さらに深くチェスに潜りながらも、老婆はニカっと笑顔をサーシャに向けた。
「見えないよ。見える必要もないし。んで、カッコいい服だろ? 自分じゃよくわかんないけど、こうすれば車や自転車の人も避けやすいしって言われたし」
ドイツ国内では一〇万人を超えると言われている全盲の人々。だが、障がい者と社会的には分類される中でも、自身が障がい者である、とみなしているのは、その中でも数パーセント程度だと言われている。ゆえに、交流に不安を感じているのは、実は健常者と呼ばれる立場の人々のほうだ、という研究結果が出ているのだ。
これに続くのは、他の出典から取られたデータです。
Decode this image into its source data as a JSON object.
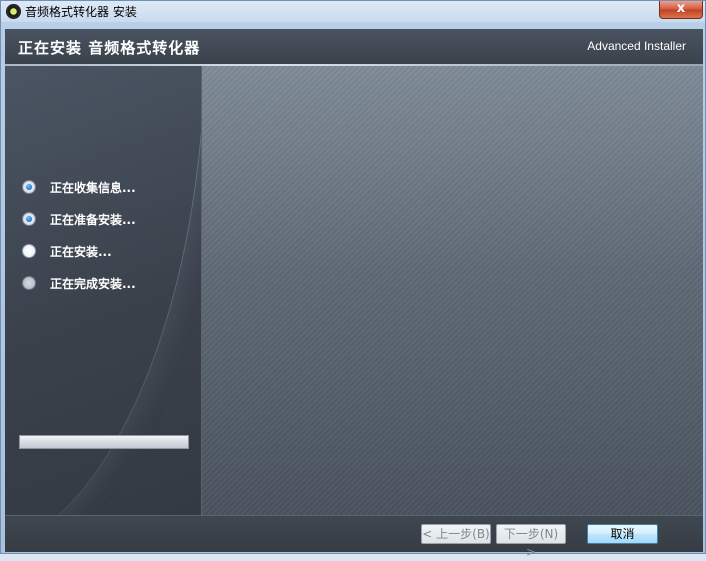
{
  "window": {
    "title": "音频格式转化器 安装",
    "close_label": "x"
  },
  "header": {
    "title": "正在安装 音频格式转化器",
    "brand": "Advanced Installer"
  },
  "steps": [
    {
      "label": "正在收集信息...",
      "state": "done"
    },
    {
      "label": "正在准备安装...",
      "state": "done"
    },
    {
      "label": "正在安装...",
      "state": "current"
    },
    {
      "label": "正在完成安装...",
      "state": "pending"
    }
  ],
  "progress": {
    "value": 0
  },
  "footer": {
    "back_label": "< 上一步(B)",
    "next_label": "下一步(N) >",
    "cancel_label": "取消"
  },
  "colors": {
    "accent": "#1a6fd0",
    "panel_dark": "#3a424b"
  },
  "icons": {
    "app": "audio-converter-icon",
    "close": "close-icon"
  }
}
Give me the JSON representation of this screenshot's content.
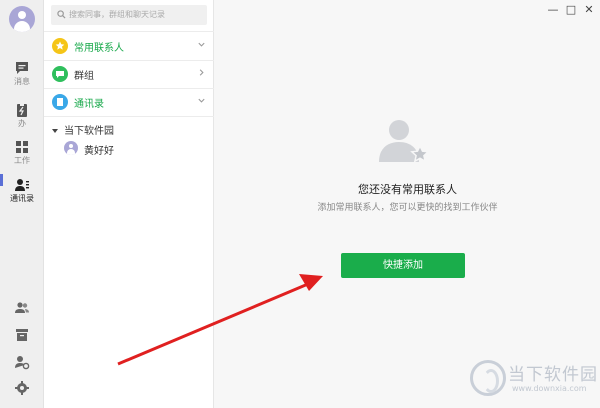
{
  "rail": {
    "items": [
      {
        "label": "消息",
        "icon": "chat-icon"
      },
      {
        "label": "办",
        "icon": "todo-icon"
      },
      {
        "label": "工作",
        "icon": "grid-icon"
      },
      {
        "label": "通讯录",
        "icon": "contacts-icon"
      }
    ],
    "bottom_icons": [
      "group-people-icon",
      "archive-icon",
      "user-settings-icon",
      "gear-icon"
    ]
  },
  "search": {
    "placeholder": "搜索同事，群组和聊天记录"
  },
  "groups": [
    {
      "label": "常用联系人",
      "icon": "star-icon",
      "color": "#f5c518"
    },
    {
      "label": "群组",
      "icon": "group-chat-icon",
      "color": "#2fbf5d"
    },
    {
      "label": "通讯录",
      "icon": "address-book-icon",
      "color": "#3aa8e8"
    }
  ],
  "org": {
    "name": "当下软件园",
    "members": [
      "黄好好"
    ]
  },
  "empty": {
    "title": "您还没有常用联系人",
    "subtitle": "添加常用联系人，您可以更快的找到工作伙伴",
    "button": "快捷添加"
  },
  "window": {
    "minimize": "—",
    "maximize": "□",
    "close": "✕"
  },
  "watermark": {
    "name": "当下软件园",
    "url": "www.downxia.com"
  },
  "colors": {
    "accent_green": "#1aad4b",
    "annotation_arrow": "#e02020"
  }
}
その風潮をまさに体現している老婆。誰よりも自由にチェスに割り込み、勝手に場を取り仕切る。一歩間違えなくても迷惑だが、どうしても黙って見てはいられなかった。
「なるほど。二人とも、えらく強いねぇ。なにか賭けてるのかい?」
二人からは見えなくてもわかる、圧のようなものを感じていた。カフェでのんびりとやるチェス、とは到底思えないような、切羽詰まった緊張感。心地良い。
不思議そうにサーシャが、捨鉢な態度をとる。
「……なに? 本当は見えてるの? 見えてないの? どういうアレ?」
ねぇ? ねぇ? とシシーにも同意を得ようとする。しかし。
「……どちらが勝つと思いますか?」
ここまで沈黙を守っていたシシーが口を開く。そして老婆に意見を求める。この先の展開を。